There are few more important educational goals than to help students become skilled, confident arguers. Teachers by and large lack the knowledge and skills needed to meet this goal. This book provides a good introduction tailored for teachers new to the subject.
Prof. Dr. Deanna Kuhn
The strength of the book is its rigorous, exhaustive and very updated theoretical background. The essential concepts in the field of argumentation applied to education are defined very clearly according to the different philosophical perspectives. These concepts help understand the different approaches to the area, sometimes confusing. The book covers a gap in the literature in the field of argumentation and likewise covers an educational need. Teachers need books like this one.

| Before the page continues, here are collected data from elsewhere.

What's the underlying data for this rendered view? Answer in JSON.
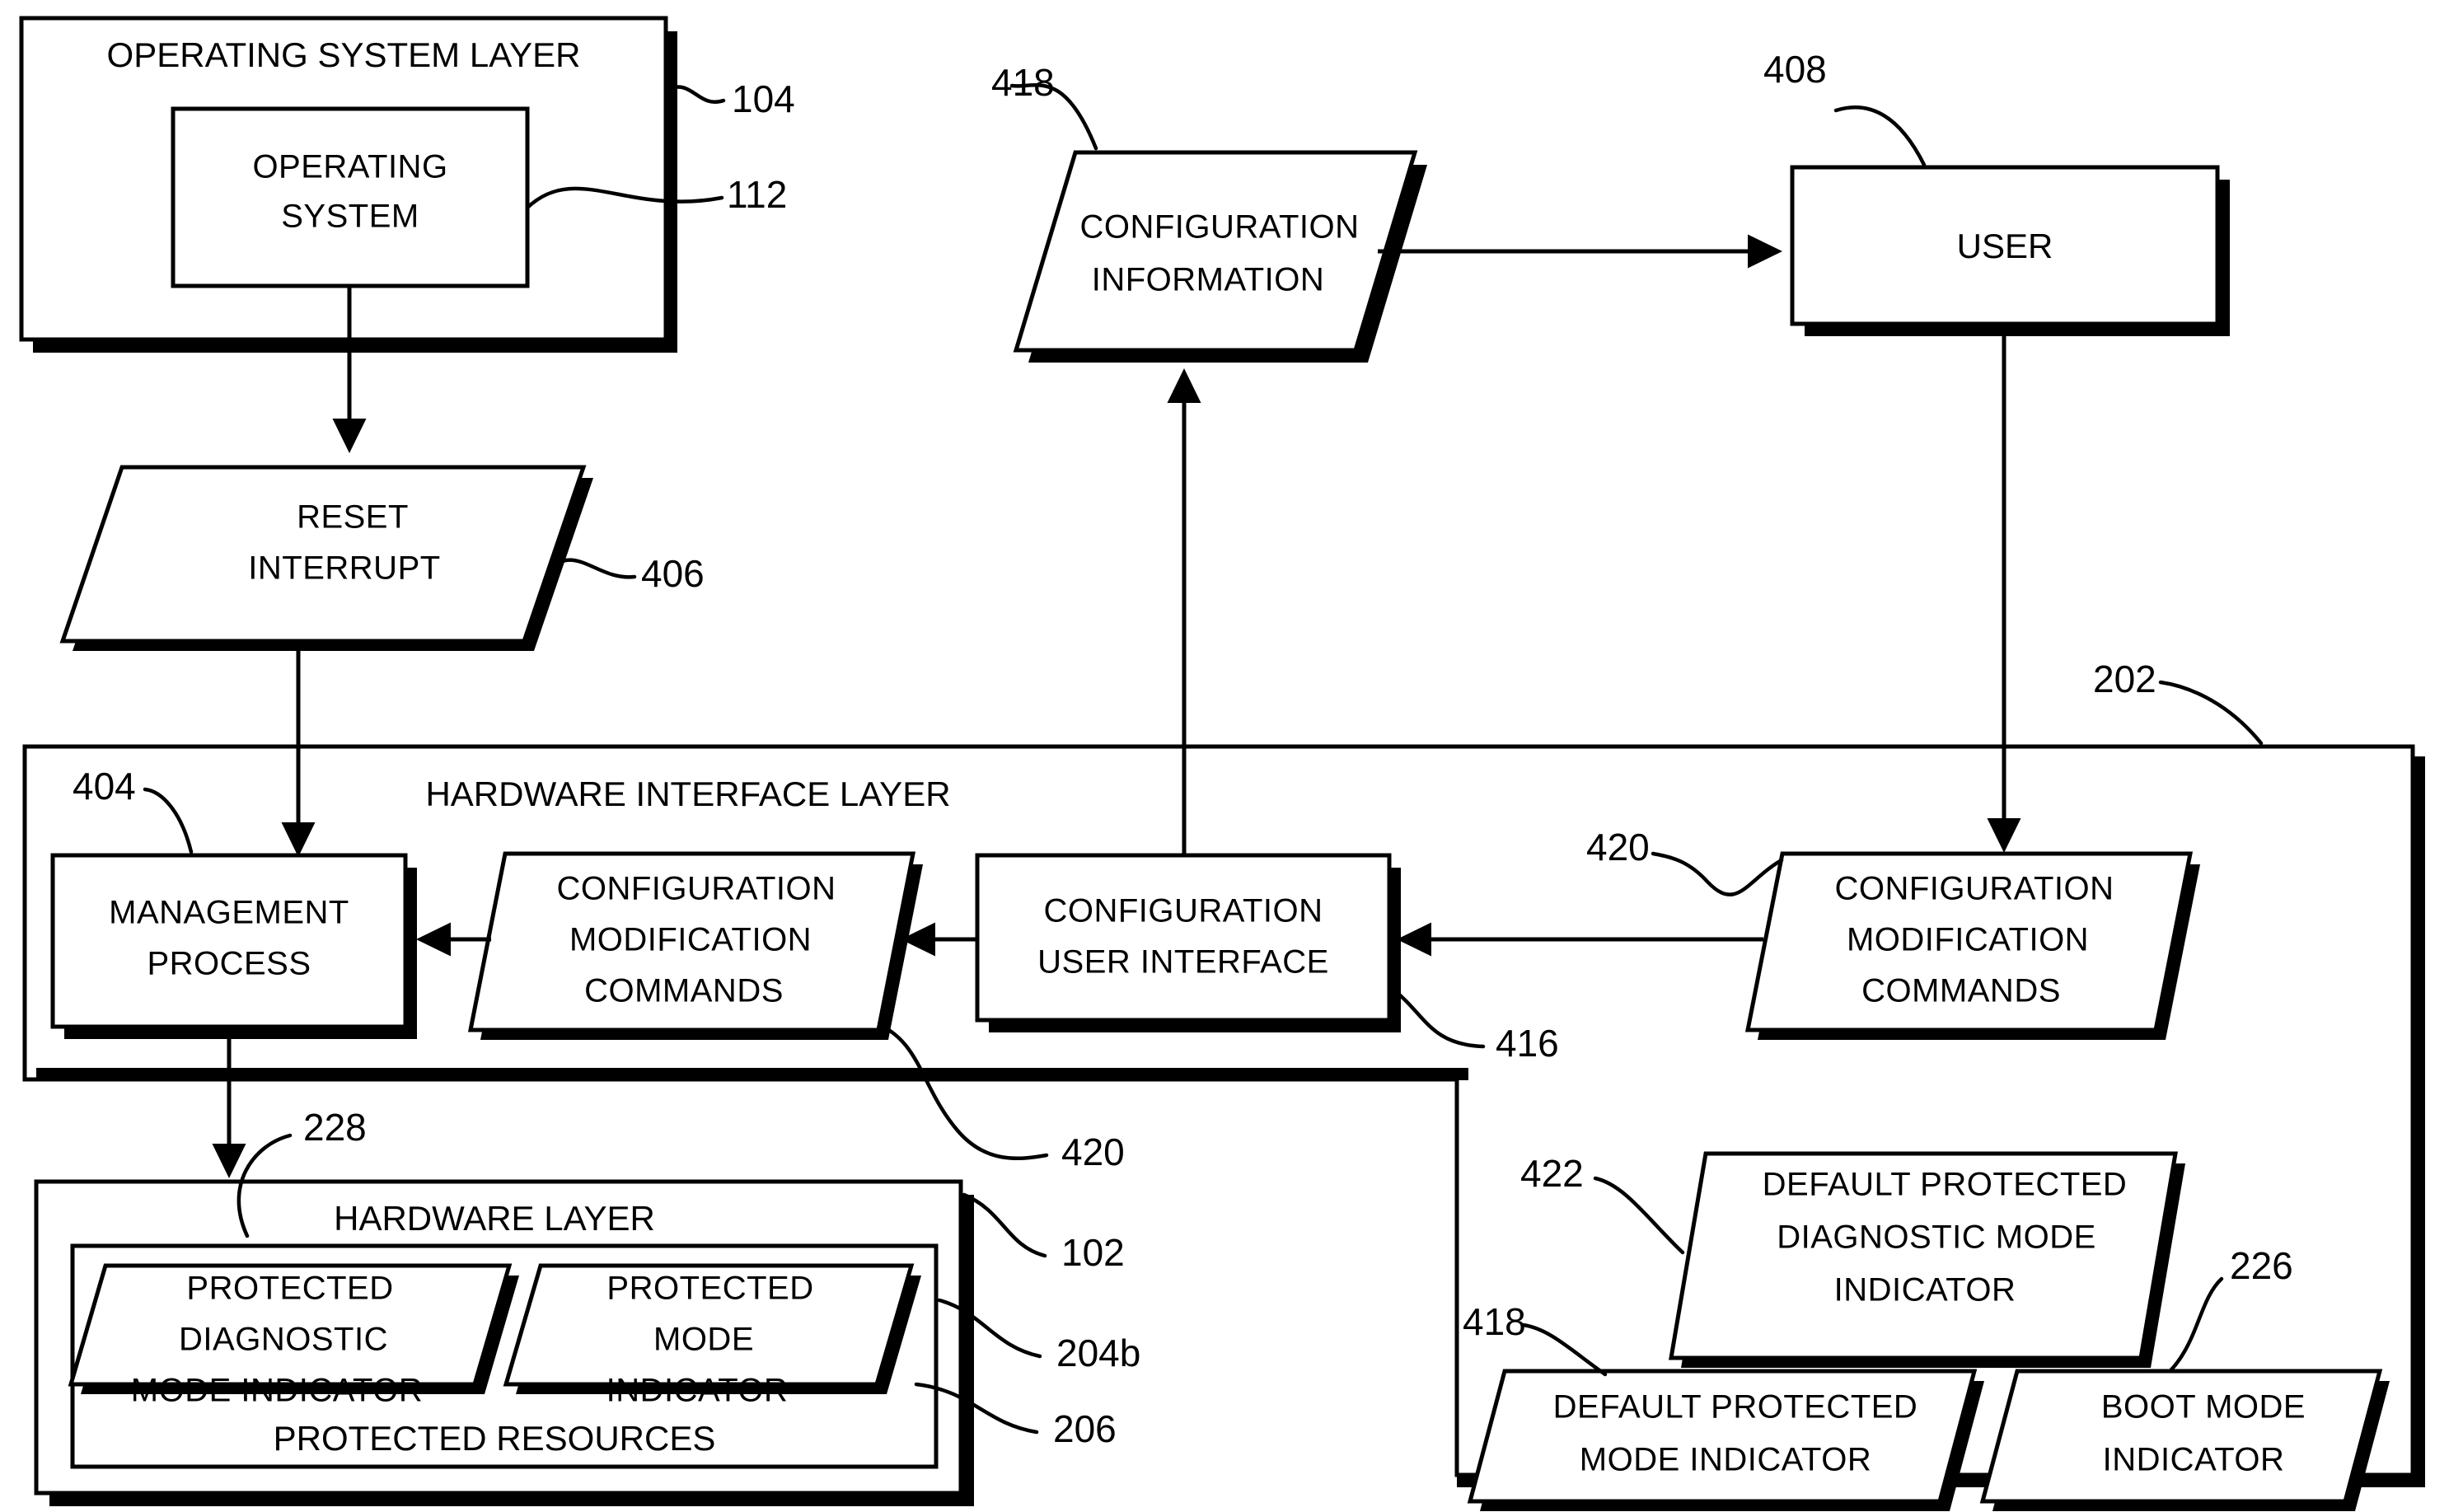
{
  "figure": {
    "type": "patent-block-diagram",
    "background_color": "#ffffff",
    "line_color": "#000000"
  },
  "blocks": {
    "operating_system_layer": {
      "label": "OPERATING SYSTEM LAYER",
      "ref": "104",
      "shape": "rectangle"
    },
    "operating_system": {
      "label_line1": "OPERATING",
      "label_line2": "SYSTEM",
      "ref": "112",
      "shape": "rectangle"
    },
    "reset_interrupt": {
      "label_line1": "RESET",
      "label_line2": "INTERRUPT",
      "ref": "406",
      "shape": "parallelogram"
    },
    "configuration_information": {
      "label_line1": "CONFIGURATION",
      "label_line2": "INFORMATION",
      "ref": "418",
      "shape": "parallelogram"
    },
    "user": {
      "label": "USER",
      "ref": "408",
      "shape": "rectangle"
    },
    "hardware_interface_layer": {
      "label": "HARDWARE INTERFACE LAYER",
      "shape": "rectangle"
    },
    "management_process": {
      "label_line1": "MANAGEMENT",
      "label_line2": "PROCESS",
      "ref": "404",
      "shape": "rectangle"
    },
    "configuration_modification_commands_inner": {
      "label_line1": "CONFIGURATION",
      "label_line2": "MODIFICATION",
      "label_line3": "COMMANDS",
      "ref": "420",
      "shape": "parallelogram"
    },
    "configuration_user_interface": {
      "label_line1": "CONFIGURATION",
      "label_line2": "USER INTERFACE",
      "ref": "416",
      "shape": "rectangle"
    },
    "configuration_modification_commands_outer": {
      "label_line1": "CONFIGURATION",
      "label_line2": "MODIFICATION",
      "label_line3": "COMMANDS",
      "ref": "420",
      "shape": "parallelogram"
    },
    "hardware_layer": {
      "label": "HARDWARE LAYER",
      "ref": "228",
      "shape": "rectangle"
    },
    "protected_resources": {
      "label": "PROTECTED RESOURCES",
      "ref": "102",
      "shape": "rectangle"
    },
    "protected_diagnostic_mode_indicator": {
      "label_line1": "PROTECTED",
      "label_line2": "DIAGNOSTIC",
      "label_line3": "MODE INDICATOR",
      "ref": "204b",
      "shape": "parallelogram"
    },
    "protected_mode_indicator": {
      "label_line1": "PROTECTED",
      "label_line2": "MODE",
      "label_line3": "INDICATOR",
      "ref": "206",
      "shape": "parallelogram"
    },
    "system_container": {
      "ref": "202",
      "shape": "rectangle"
    },
    "default_protected_diagnostic_mode_indicator": {
      "label_line1": "DEFAULT PROTECTED",
      "label_line2": "DIAGNOSTIC MODE",
      "label_line3": "INDICATOR",
      "ref": "422",
      "shape": "parallelogram"
    },
    "default_protected_mode_indicator": {
      "label_line1": "DEFAULT PROTECTED",
      "label_line2": "MODE INDICATOR",
      "ref": "418",
      "shape": "parallelogram"
    },
    "boot_mode_indicator": {
      "label_line1": "BOOT MODE",
      "label_line2": "INDICATOR",
      "ref": "226",
      "shape": "parallelogram"
    }
  },
  "reference_numerals": [
    "104",
    "112",
    "418",
    "408",
    "406",
    "202",
    "404",
    "420",
    "416",
    "228",
    "102",
    "204b",
    "206",
    "422",
    "226"
  ],
  "connections": [
    {
      "from": "operating_system",
      "to": "reset_interrupt",
      "style": "arrow-down"
    },
    {
      "from": "reset_interrupt",
      "to": "management_process",
      "style": "arrow-down"
    },
    {
      "from": "configuration_information",
      "to": "user",
      "style": "arrow-right"
    },
    {
      "from": "configuration_user_interface",
      "to": "configuration_information",
      "style": "arrow-up"
    },
    {
      "from": "user",
      "to": "configuration_modification_commands_outer",
      "style": "arrow-down"
    },
    {
      "from": "configuration_modification_commands_outer",
      "to": "configuration_user_interface",
      "style": "arrow-left"
    },
    {
      "from": "configuration_user_interface",
      "to": "configuration_modification_commands_inner",
      "style": "arrow-left"
    },
    {
      "from": "configuration_modification_commands_inner",
      "to": "management_process",
      "style": "arrow-left"
    },
    {
      "from": "management_process",
      "to": "hardware_layer",
      "style": "arrow-down"
    }
  ]
}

Current literature in the field of argumentation and education claims that argumentation should be part of the school curriculum given its educational benefits. According to this, this book covers an editorial need for in-service and pre-service teachers.

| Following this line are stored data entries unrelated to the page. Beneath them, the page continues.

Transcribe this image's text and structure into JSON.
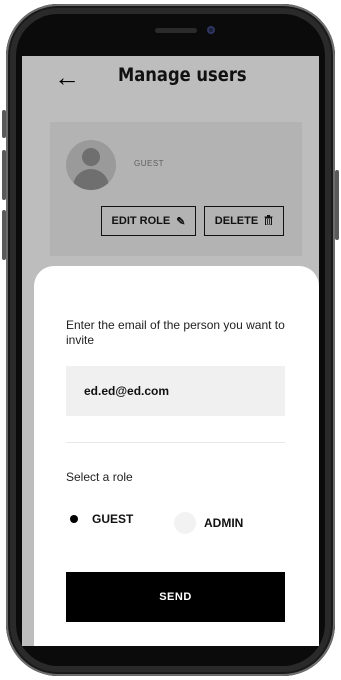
{
  "header": {
    "back_icon": "arrow-left-icon",
    "title": "Manage users"
  },
  "user_card": {
    "role": "GUEST",
    "edit_label": "EDIT ROLE",
    "edit_icon": "pencil-icon",
    "delete_label": "DELETE",
    "delete_icon": "trash-icon"
  },
  "invite": {
    "prompt": "Enter the email of the person you want to invite",
    "email_value": "ed.ed@ed.com",
    "role_prompt": "Select a role",
    "roles": [
      "GUEST",
      "ADMIN"
    ],
    "selected_role": "GUEST",
    "send_label": "SEND"
  },
  "colors": {
    "overlay": "#bdbdbd",
    "card": "#b3b3b3",
    "primary": "#000000",
    "field": "#f0f0f0"
  }
}
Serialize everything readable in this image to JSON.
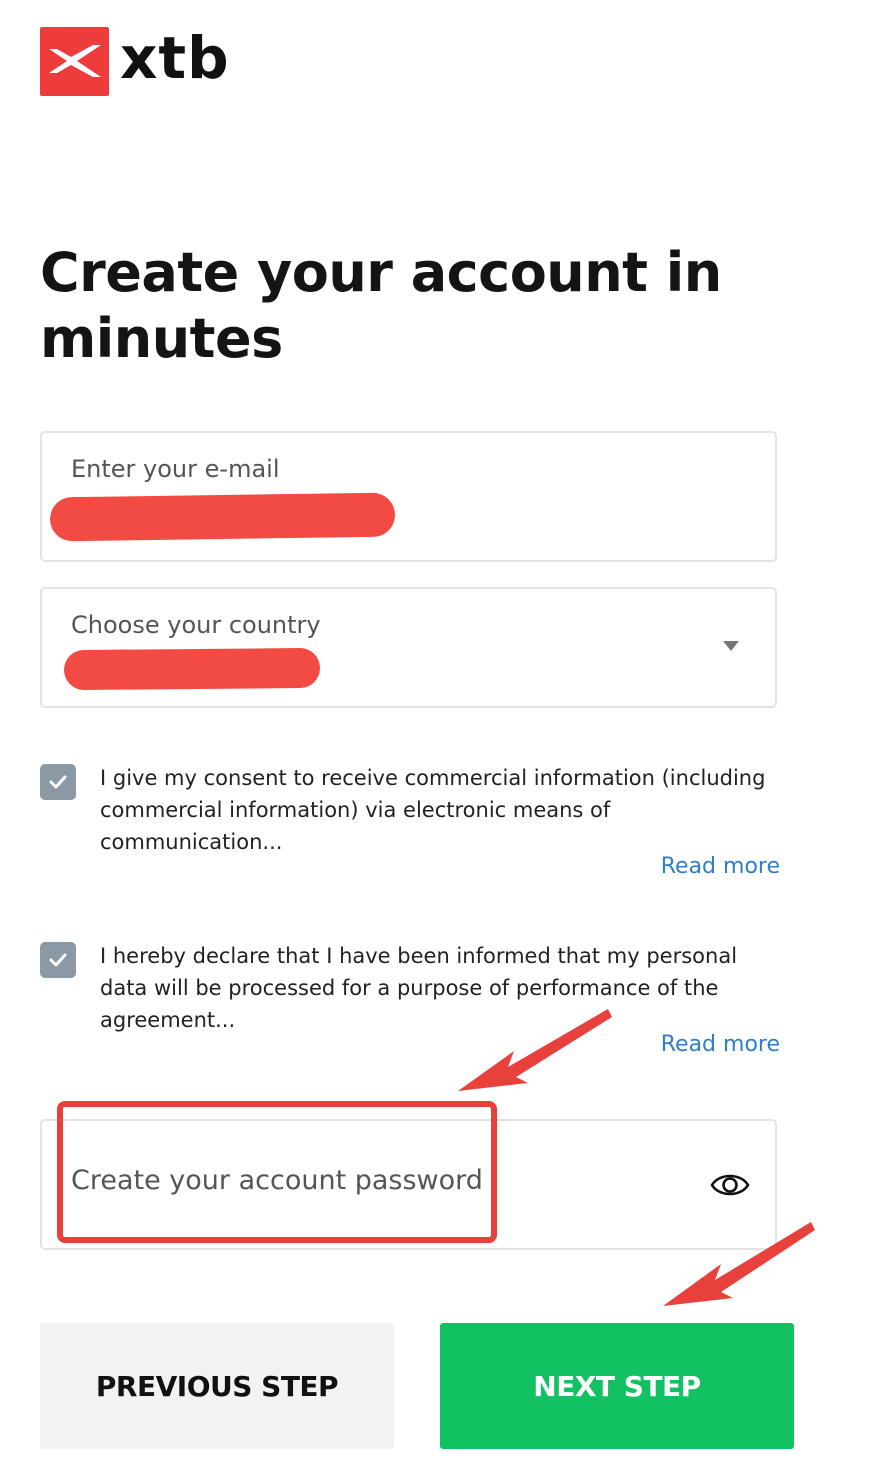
{
  "brand": {
    "name": "xtb",
    "accent_color": "#ee3b3b"
  },
  "page": {
    "title": "Create your account in minutes"
  },
  "form": {
    "email": {
      "label": "Enter your e-mail",
      "value_redacted": true
    },
    "country": {
      "label": "Choose your country",
      "value_redacted": true,
      "icon": "dropdown-caret-icon"
    },
    "consents": [
      {
        "checked": true,
        "text": "I give my consent to receive commercial information (including commercial information) via electronic means of communication...",
        "link": "Read more"
      },
      {
        "checked": true,
        "text": "I hereby declare that I have been informed that my personal data will be processed for a purpose of performance of the agreement...",
        "link": "Read more"
      }
    ],
    "password": {
      "label": "Create your account password",
      "icon": "eye-icon"
    }
  },
  "buttons": {
    "previous": "PREVIOUS STEP",
    "next": "NEXT STEP"
  },
  "colors": {
    "link": "#2d7fcb",
    "primary_button": "#12c262",
    "secondary_button": "#f2f2f2",
    "checkbox": "#8a99a3",
    "annotation": "#e8403a"
  }
}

Prof. Dr. Mercè Garcia-Milà.
Universitat de Barcelona, Spain
'Argumentation Strategies in the Classroom' is a wonderful overview of the literature on classroom argumentation. Citing a broad literature that includes argumentation theory, educational psychology, and classroom research, Rapanta has written an accessible and grounded book that helps teachers and other educational practitioners bring theory and research into practice. It also provides an authoritative snapshot of current trends in teaching with and for argumentation in the classroom. As such, it will be of interest to anyone looking to get the big picture on what we know about the role that teachers can play in fostering argumentation in the classroom, or teaching as argument, as she calls it. The book owes much of its insight to Rapanta’s IMPACT Project, a design-based research project that she conducted in collaboration with middle school teachers interested in integrating argument-based teaching in their classrooms. Of particular interest is her emphasis on balancing instructional design with classroom discourse and teacher moves. Over the course of the book, Rapanta provides a clear sense of where teachers should point their curriculum, while also providing practical steps for getting there.
Prof. Dr. Mark K. Felton
Connie Lurie College of Education, San Jose State University, USA
Argumentation as a teaching and learning method in the K-12 curriculum has received increasing attention across the globe. The reason for this is simple: argumentation helps students develop necessary critical thinking skills. However, teaching this method is not as straightforward as it may appear. Placing the classroom at the centre of the investigation, this book seeks to throw light onto argumentation as a teaching practice by asking: What does it take to teach as argument? What does it mean to be ‘argumentative’ teachers? And, how can we create classroom environments that will help and encourage young people to develop their argument skills?
Based on first-hand experience and extensive research, this volume guides the reader through argumentation with the focus placed on the relationship between this teaching method and effective learning and the need to investigate the role of teachers in encouraging argumentation in the classroom. Although there are a considerable number of tools and techniques that promote argumentation in the K-12 classroom, many teachers struggle to successfully implement them in the classroom. Aimed at addressing this issue, this book endeavours to instruct teachers on how to apply argumentation effectively in their day-to-day classes and to clarify argumentation as a teaching and learning strategy. As an important contribution to the field of argumentation and education, this book will be of interest to researchers, post-graduate students, and secondary school teachers, alike.
Introduction: What does it take to teach as argument?
Chapter 1: Argumentation as part of the instructional design process
Chapter 2: The role of teachers in promoting argumentation
Chapter 3: Potentially argumentative teaching strategies
Chapter 4: How to implement argument-based teaching in different disciplinary fields
Chapter 5: Evaluating students’ arguments in different fields
Chapter 6: Some practical implications for argument-based teaching
Chrysi Rapanta was awarded a Phd in Communication Sciences from the University of Lugano, Switzerland, in 2011. Since 2015 she has been a post-doctoral researcher in Philosophy of Education in the Institute of Philosophy at the Universidade Nova de Lisboa, Portugal. Before beginning her current position, she was an Assistant Professor of Communication at Zayed University, UAE. Having studied Psychology, Pedagogy, and Communication, her current research is focused on adapting argumentation theory in ways that may serve educational praxis, in particular, teachers’ argumentation strategies in the classroom. She has also published in reputable education journals including the Review of Educational Research, the Journal of Philosophy of Education, and the British Journal of Educational Technology.